The movement might have saved them if the beast hadn’t already started to wrap the Zodiac. The junior agent shot six rounds into the arm. The bullets seemed to have no effect aside from producing a second tentacle which grabbed the agent out of the boat.
Whit pulled out his knife and dove after the man, only to see him disappear into the sandy bottom of the cove. He twisted around in the water and watched, horrified, as the large monstrous arm which was wrapped around his boat pulled the boat across the bottom of cove where a large hole appeared. The boat was pulled into the opening, and the sand closed in around it.
Whit let his natural buoyancy draw him to the top of the water. He turned on his back and breathed. He theorized that motion and water displacement must be how the apparently eyeless arms found their prey. With this understanding, he kept his body still, letting the waves pull him towards the shore, only making small corrections with his hands, trying to direct himself towards the rocky outcropping. Whit knew that, as he approached the shallow water, there would be a buoyancy problem.
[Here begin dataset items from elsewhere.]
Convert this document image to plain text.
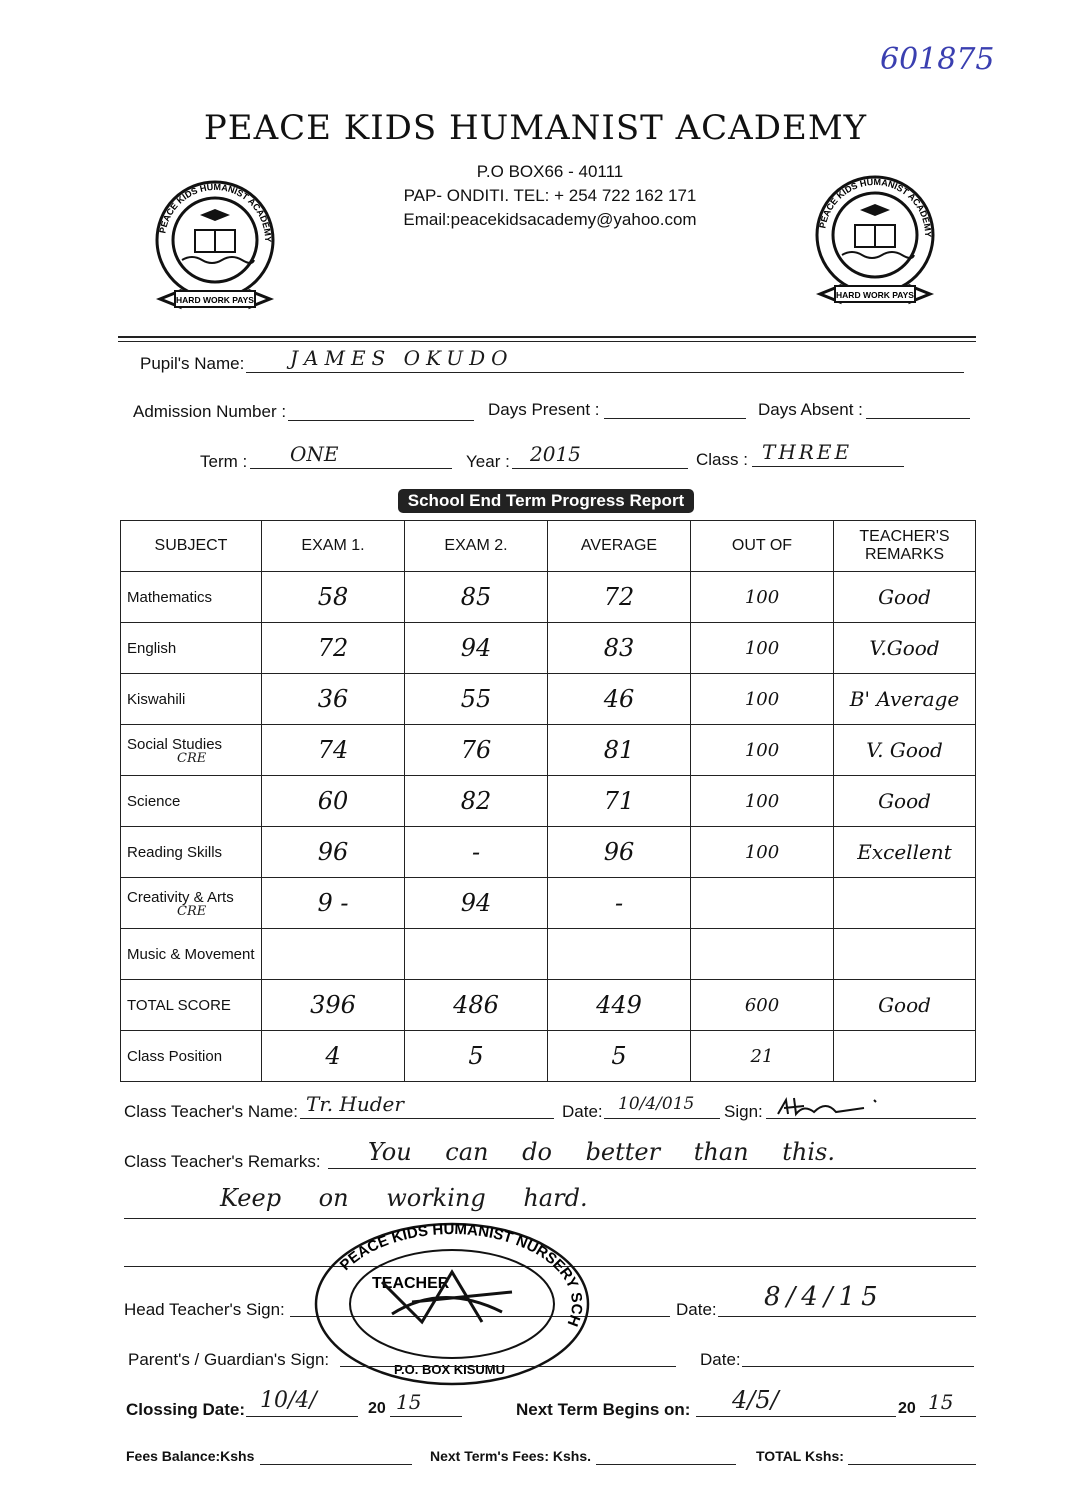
601875
PEACE KIDS HUMANIST ACADEMY
P.O BOX66 - 40111
PAP- ONDITI. TEL: + 254 722 162 171
Email:peacekidsacademy@yahoo.com
PEACE KIDS HUMANIST ACADEMY
HARD WORK PAYS
PEACE KIDS HUMANIST ACADEMY
HARD WORK PAYS
Pupil's Name: JAMES OKUDO
Admission Number :	Days Present :	Days Absent :
Term : ONE	Year : 2015	Class : THREE
School End Term Progress Report
SUBJECT	EXAM 1.	EXAM 2.	AVERAGE	OUT OF	TEACHER'S REMARKS

Mathematics	58	85	72	100	Good

English	72	94	83	100	V.Good

Kiswahili	36	55	46	100	B' Average

Social Studies
CRE	74	76	81	100	V. Good

Science	60	82	71	100	Good

Reading Skills	96	-	96	100	Excellent

Creativity & Arts
CRE	9 -	94	-		

Music & Movement					

TOTAL SCORE	396	486	449	600	Good

Class Position	4	5	5	21	
Class Teacher's Name: Tr. Huder	Date: 10/4/015 Sign:
Class Teacher's Remarks: You can do better than this.
Keep on working hard.
Head Teacher's Sign:	Date: 8/4/15
PEACE KIDS HUMANIST NURSERY SCH
TEACHER
P.O. BOX KISUMU
Parent's / Guardian's Sign:	Date:
Clossing Date: 10/4/	20 15	Next Term Begins on: 4/5/	20 15
Fees Balance:Kshs	Next Term's Fees: Kshs.	TOTAL Kshs:
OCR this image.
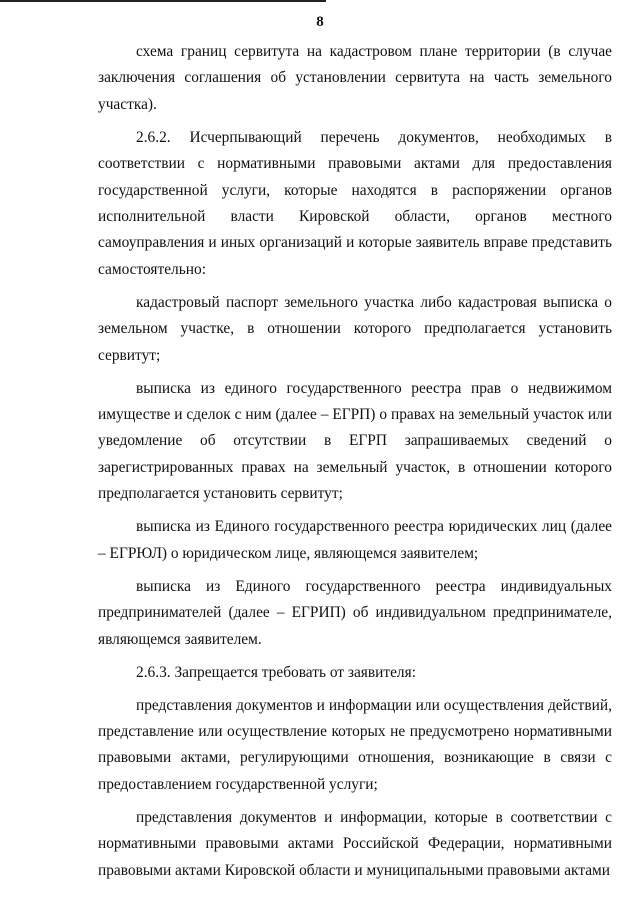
8

схема границ сервитута на кадастровом плане территории (в случае заключения соглашения об установлении сервитута на часть земельного участка).

2.6.2. Исчерпывающий перечень документов, необходимых в соответствии с нормативными правовыми актами для предоставления государственной услуги, которые находятся в распоряжении органов исполнительной власти Кировской области, органов местного самоуправления и иных организаций и которые заявитель вправе представить самостоятельно:

кадастровый паспорт земельного участка либо кадастровая выписка о земельном участке, в отношении которого предполагается установить сервитут;

выписка из единого государственного реестра прав о недвижимом имуществе и сделок с ним (далее – ЕГРП) о правах на земельный участок или уведомление об отсутствии в ЕГРП запрашиваемых сведений о зарегистрированных правах на земельный участок, в отношении которого предполагается установить сервитут;

выписка из Единого государственного реестра юридических лиц (далее – ЕГРЮЛ) о юридическом лице, являющемся заявителем;

выписка из Единого государственного реестра индивидуальных предпринимателей (далее – ЕГРИП) об индивидуальном предпринимателе, являющемся заявителем.

2.6.3. Запрещается требовать от заявителя:

представления документов и информации или осуществления действий, представление или осуществление которых не предусмотрено нормативными правовыми актами, регулирующими отношения, возникающие в связи с предоставлением государственной услуги;

представления документов и информации, которые в соответствии с нормативными правовыми актами Российской Федерации, нормативными правовыми актами Кировской области и муниципальными правовыми актами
He anticipated this by slowly turning over, preparing himself to run as soon as he could no longer float. He didn’t let his mind dwell on anything but survival. He was going to get out of this. Whatever this thing was, it was paranormal in nature and acted intelligently. It brought its victims underground, be it from the beach or the water. Sand seemed to be important to it. It used it as camouflage, much like a sea predator will bury itself in the sand and wait for food to come to it.